Капитан оглянулся, бросая окурок в ведро. Стриженная его голова склонилась:
– Моя фамилия не дворянская. Мои деды, может, и у Разина были, а может, и в заопорожцах - не знаю. Наверное, и их на колы сажали.
– Во, мамаша, - Степан с торжеством повернулся.
– Видишь, как с нашим братом обращались. А теперь погляди. Как они Разина поймали - сейчас же четвертовать, а как Корнилов в руки попался - ничего, сиди спокойно, а в нашем городе по улицам ходят, а мы смотрим. Справедливол это? Нет, капитан: ты помолчи, а вот пускай Василиса Петровна, понимающий человек, скажет: справедливо?
Капитан отмахнулся рукой. Василиса Петровна опустилась на табуретку, смотрела на Степана с серьезным напряжением, как будто действительно решала важную задачу:
– Ты, Степан, не кричи. Справедливость у бога, а толку все равно не было. Что народу с твоей справедливости? Надо так сделать, чтобы людям лучше жилось. Вот тебе и вся справедливость.
Степан разочарованно полез пятерней в затылок:
– Эх, Василиса Петровна, старушка моя милая, нехорошо говоришь. Добрая твоя душа, а тут добром не пособишь.
Он опять возмутился и тут же пятерню, темно-красную с припухшими, твердыми подушечками напальцах, протянул к хозяйке.

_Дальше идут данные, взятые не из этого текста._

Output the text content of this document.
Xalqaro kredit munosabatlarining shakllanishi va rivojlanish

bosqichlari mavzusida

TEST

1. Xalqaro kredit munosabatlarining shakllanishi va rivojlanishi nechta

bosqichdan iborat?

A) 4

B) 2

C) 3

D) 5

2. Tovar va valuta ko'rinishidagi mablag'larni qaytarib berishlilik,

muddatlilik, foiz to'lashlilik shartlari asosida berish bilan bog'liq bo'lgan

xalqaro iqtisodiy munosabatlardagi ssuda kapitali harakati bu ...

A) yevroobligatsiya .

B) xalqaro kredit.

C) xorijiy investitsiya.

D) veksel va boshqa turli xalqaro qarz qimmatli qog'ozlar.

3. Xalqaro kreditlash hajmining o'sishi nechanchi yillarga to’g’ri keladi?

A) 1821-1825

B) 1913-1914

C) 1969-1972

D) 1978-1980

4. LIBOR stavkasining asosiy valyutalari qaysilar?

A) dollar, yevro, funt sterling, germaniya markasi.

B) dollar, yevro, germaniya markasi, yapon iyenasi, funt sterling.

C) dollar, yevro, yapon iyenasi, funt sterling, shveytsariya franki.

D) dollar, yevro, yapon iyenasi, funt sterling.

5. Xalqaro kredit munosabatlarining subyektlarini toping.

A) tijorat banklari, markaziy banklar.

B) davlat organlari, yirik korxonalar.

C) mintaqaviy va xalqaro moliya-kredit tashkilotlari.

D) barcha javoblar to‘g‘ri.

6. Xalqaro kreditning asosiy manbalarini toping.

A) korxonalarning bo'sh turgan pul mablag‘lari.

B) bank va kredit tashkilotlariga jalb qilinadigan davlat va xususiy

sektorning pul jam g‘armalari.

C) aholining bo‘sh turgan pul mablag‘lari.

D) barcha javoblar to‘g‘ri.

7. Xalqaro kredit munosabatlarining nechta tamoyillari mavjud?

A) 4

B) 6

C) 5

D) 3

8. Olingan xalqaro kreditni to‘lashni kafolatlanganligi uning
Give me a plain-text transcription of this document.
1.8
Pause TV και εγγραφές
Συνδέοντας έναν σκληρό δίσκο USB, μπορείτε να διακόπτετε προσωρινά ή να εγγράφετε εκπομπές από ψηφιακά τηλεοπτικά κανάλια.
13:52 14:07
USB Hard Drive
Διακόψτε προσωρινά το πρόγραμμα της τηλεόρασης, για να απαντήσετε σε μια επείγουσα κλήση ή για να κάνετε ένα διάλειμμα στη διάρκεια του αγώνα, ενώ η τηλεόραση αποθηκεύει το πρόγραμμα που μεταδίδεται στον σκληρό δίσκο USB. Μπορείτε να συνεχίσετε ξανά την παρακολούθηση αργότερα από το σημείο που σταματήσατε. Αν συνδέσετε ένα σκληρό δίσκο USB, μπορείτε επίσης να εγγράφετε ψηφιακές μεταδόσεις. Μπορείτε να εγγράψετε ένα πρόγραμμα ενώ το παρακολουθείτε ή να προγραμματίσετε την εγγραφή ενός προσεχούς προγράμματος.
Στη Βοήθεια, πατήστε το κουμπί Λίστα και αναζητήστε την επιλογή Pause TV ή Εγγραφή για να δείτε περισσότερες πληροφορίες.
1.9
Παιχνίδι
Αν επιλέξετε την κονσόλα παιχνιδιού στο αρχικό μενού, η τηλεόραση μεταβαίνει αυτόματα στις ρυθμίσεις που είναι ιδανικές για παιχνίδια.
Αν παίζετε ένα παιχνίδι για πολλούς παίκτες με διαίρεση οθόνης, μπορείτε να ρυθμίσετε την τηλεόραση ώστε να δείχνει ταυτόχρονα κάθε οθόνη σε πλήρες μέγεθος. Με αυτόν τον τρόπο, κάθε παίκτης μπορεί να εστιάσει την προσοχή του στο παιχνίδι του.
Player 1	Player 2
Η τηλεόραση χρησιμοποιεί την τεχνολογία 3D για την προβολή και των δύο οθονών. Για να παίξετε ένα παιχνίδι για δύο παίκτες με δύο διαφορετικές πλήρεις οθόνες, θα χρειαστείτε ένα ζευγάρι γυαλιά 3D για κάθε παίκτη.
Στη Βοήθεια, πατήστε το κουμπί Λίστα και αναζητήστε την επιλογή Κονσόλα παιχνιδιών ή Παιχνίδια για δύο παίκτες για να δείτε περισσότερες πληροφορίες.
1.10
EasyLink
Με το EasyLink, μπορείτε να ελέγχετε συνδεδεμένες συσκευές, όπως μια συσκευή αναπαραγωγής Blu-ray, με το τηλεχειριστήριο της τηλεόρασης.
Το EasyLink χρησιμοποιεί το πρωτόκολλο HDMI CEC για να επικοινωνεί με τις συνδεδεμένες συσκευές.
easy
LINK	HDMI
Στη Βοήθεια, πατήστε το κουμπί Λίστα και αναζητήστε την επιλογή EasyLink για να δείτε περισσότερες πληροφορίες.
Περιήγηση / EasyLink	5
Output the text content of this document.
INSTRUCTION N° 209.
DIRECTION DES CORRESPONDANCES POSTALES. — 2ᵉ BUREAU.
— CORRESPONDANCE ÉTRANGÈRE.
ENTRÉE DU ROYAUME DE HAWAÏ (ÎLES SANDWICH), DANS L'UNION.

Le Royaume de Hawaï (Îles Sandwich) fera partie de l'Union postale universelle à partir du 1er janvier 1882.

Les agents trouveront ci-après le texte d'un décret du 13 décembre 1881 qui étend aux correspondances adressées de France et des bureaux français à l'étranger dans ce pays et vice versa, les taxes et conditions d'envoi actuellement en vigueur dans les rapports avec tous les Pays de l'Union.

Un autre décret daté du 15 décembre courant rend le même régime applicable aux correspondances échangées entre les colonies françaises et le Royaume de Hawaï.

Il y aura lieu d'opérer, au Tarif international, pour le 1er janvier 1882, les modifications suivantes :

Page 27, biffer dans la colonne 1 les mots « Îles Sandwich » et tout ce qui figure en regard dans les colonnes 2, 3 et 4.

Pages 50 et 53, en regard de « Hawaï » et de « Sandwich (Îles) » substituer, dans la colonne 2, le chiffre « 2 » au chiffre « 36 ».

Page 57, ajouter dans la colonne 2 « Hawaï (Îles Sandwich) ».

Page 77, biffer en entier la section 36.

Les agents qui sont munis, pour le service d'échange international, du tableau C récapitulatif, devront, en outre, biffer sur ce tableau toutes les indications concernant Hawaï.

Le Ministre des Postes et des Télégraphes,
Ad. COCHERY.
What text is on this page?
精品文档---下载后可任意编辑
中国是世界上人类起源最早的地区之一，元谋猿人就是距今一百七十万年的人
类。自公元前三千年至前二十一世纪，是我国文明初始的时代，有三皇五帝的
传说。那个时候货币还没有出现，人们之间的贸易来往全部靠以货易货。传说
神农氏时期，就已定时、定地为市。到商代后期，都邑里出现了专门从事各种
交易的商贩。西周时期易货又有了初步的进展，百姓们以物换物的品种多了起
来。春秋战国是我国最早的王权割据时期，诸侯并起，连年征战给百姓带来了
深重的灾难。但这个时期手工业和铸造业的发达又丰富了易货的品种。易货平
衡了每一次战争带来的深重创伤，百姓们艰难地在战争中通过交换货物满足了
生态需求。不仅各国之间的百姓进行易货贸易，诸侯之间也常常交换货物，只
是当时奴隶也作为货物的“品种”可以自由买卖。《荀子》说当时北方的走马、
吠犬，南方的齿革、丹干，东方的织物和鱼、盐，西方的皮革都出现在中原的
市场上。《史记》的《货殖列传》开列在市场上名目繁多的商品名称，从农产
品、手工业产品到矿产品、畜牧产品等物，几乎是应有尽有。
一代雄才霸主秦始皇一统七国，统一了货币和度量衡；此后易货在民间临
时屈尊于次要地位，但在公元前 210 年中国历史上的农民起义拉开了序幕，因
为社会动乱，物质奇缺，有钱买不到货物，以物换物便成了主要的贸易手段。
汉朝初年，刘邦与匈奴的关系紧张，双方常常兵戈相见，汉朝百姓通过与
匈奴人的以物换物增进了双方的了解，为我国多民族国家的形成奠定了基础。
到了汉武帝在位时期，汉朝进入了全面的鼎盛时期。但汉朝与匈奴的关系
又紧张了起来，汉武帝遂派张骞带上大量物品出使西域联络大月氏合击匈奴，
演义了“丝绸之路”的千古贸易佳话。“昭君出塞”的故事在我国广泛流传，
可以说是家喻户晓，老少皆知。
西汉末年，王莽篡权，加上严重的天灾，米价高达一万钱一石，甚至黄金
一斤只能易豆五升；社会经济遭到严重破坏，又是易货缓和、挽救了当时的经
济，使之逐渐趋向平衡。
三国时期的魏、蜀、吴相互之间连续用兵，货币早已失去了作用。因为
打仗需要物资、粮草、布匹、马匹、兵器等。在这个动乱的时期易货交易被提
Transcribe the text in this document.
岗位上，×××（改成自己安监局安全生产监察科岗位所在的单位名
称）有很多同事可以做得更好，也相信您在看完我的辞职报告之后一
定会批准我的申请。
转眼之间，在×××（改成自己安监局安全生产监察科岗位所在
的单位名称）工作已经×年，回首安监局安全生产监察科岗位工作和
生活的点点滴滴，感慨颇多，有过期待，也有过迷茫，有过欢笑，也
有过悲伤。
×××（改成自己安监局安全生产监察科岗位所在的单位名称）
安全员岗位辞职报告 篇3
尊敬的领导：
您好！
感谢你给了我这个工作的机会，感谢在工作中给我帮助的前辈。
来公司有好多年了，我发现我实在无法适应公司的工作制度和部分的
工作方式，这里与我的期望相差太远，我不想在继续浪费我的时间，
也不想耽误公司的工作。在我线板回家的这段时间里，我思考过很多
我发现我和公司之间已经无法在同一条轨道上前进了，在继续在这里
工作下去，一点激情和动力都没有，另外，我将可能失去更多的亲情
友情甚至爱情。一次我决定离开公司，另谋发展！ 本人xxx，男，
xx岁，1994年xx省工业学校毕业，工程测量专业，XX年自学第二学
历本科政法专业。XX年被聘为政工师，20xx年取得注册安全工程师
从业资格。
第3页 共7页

– Какая лучшая жизнь, коли они, понимаешь, по свету лазят?
– Кто?
– Да... бояре, чтоб им! Баяре, генералы, помещики, мало тебе? Их нужно... вот, как Степан Разин, хороший был человек, царство ему небесное, а что водку пил, так как же не пить в таком положении.
Капитан мотнул головой. Поднял на Степана маленькие глазки:
– Сказано: пехота!
– Без понимания.
– Без понимания. Что ж Разин? Пускай там и хороший человек. Шуму много и крику всякого, а какой толк? Вот я тебя и спрашиваю: какой толк?
Степан сначала затруднился ответом и даже начал растягивать рот в улыбке, прикрывающей смущение, но вдруг заострил глаза, вытянул губы:
– Так, чудак, артиллерия! А как же иначе? Скажем, ты из пушек стреляешь. Пристрелку делаешь или не делаешь? Раз не попал, два не попал, а третий раз - в точку. Или, допустим, с девкой: одну полюбил, другую полюбил, а на третьей женился. У Разина не вышло, а у нас выйдет, потому что видно: корней оставлять нельзя. А как же по-твоему?